Omny provides an AI platform that aims to expand Amazon profits and simplify operations for consumer brands and their agencies. The platform offers a suite of tools that cover various aspects of Amazon selling, including advertising, P&L and analytics, content optimisation, and supply management.
The platform seeks to help brands increase revenue, lower costs, streamline operations and gain more control over their business. Omny's features include automated advertising optimisation, real-time analytics, AI-driven content enhancement, and inventory management, all within a single platform. The company also offers flexible services, including managed solutions.
The challenge
Omny’s core challenge was creating the right level of user engagement with AI suggestions. The goal was to find a balance where users would carefully consider AI suggestions without the process becoming too cumbersome or inefficient.
In the initial design for product content management, we prioritized efficiency by pre-populating AI suggestions for product benefits and use cases, requiring minimal user clicks.

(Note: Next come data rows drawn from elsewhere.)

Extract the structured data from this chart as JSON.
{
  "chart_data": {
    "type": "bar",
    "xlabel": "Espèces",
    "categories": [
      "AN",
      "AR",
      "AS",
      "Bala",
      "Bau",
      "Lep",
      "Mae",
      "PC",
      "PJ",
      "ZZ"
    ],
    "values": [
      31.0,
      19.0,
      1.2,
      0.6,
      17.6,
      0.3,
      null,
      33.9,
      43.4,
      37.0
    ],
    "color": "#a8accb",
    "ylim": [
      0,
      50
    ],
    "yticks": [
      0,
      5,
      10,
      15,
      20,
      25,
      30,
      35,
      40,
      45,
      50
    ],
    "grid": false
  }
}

This approach, however, led to users skimming past important decisions, and even though the AI had a 90% accuracy rate, occasional errors damaged user trust. Users felt betrayed by incorrect suggestions they had not properly reviewed.
Users were holding Omny accountable for suggestions they hadn't properly reviewed, creating a negative experience and reducing trust in the AI.
The original design created a tension between convenience (instant AI suggestions) and accuracy (careful user review).
We reframed the AI-human relationship to encourage collaboration instead of presenting AI outputs as decisions.
The design was changed so that the area for the final product benefits and use cases was kept empty, with AI suggestions on the side. Users then had the responsibility to click on the suggestions they felt were correct, populating them in the list.
This new design created a heightened awareness about how users were interacting with AI suggestions.
The solution aimed to balance efficiency with user engagement by:
Our design process began at the information architecture level, even before we analyzed the user interface. We analyzed raw data patterns and identified meaningful relationships between different data points, thereby presenting a processed version to the user.
The design includes consistent visual patterns for AI-driven suggestions and insights through the use of two primary colours: purple to indicate AI-generated content, suggestions, or automated actions and blue to represent user inputs, manual overrides, or direct user control. This color system is consistently applied across various interaction patterns, such as in the budget allocation interface and budget strategy timeline.
In the budget allocation interface, for example, purple AI icons display AI-suggested weekly budgets, and the cells transform to blue when users override these suggestions. This color shift provides visual feedback of the transition from AI to user control.
Similarly, in the budget strategy timeline, a blue line represents the user-controlled available budget, while a purple line shows AI-managed spending.
For product content management, purple tags display AI-extracted benefits from user reviews, while blue tags show manually added product benefits. The system also indicates the scope of AI analysis.
Another important focus was on creating data micro-journeys. Each screen element strategically anticipates and answers the questions that arise as users process the preceding information. For example, the design of the weekly advertising budget strategy management interface included how the user would decide the amount of budget to allocate and what KPIs could be shown to help with this.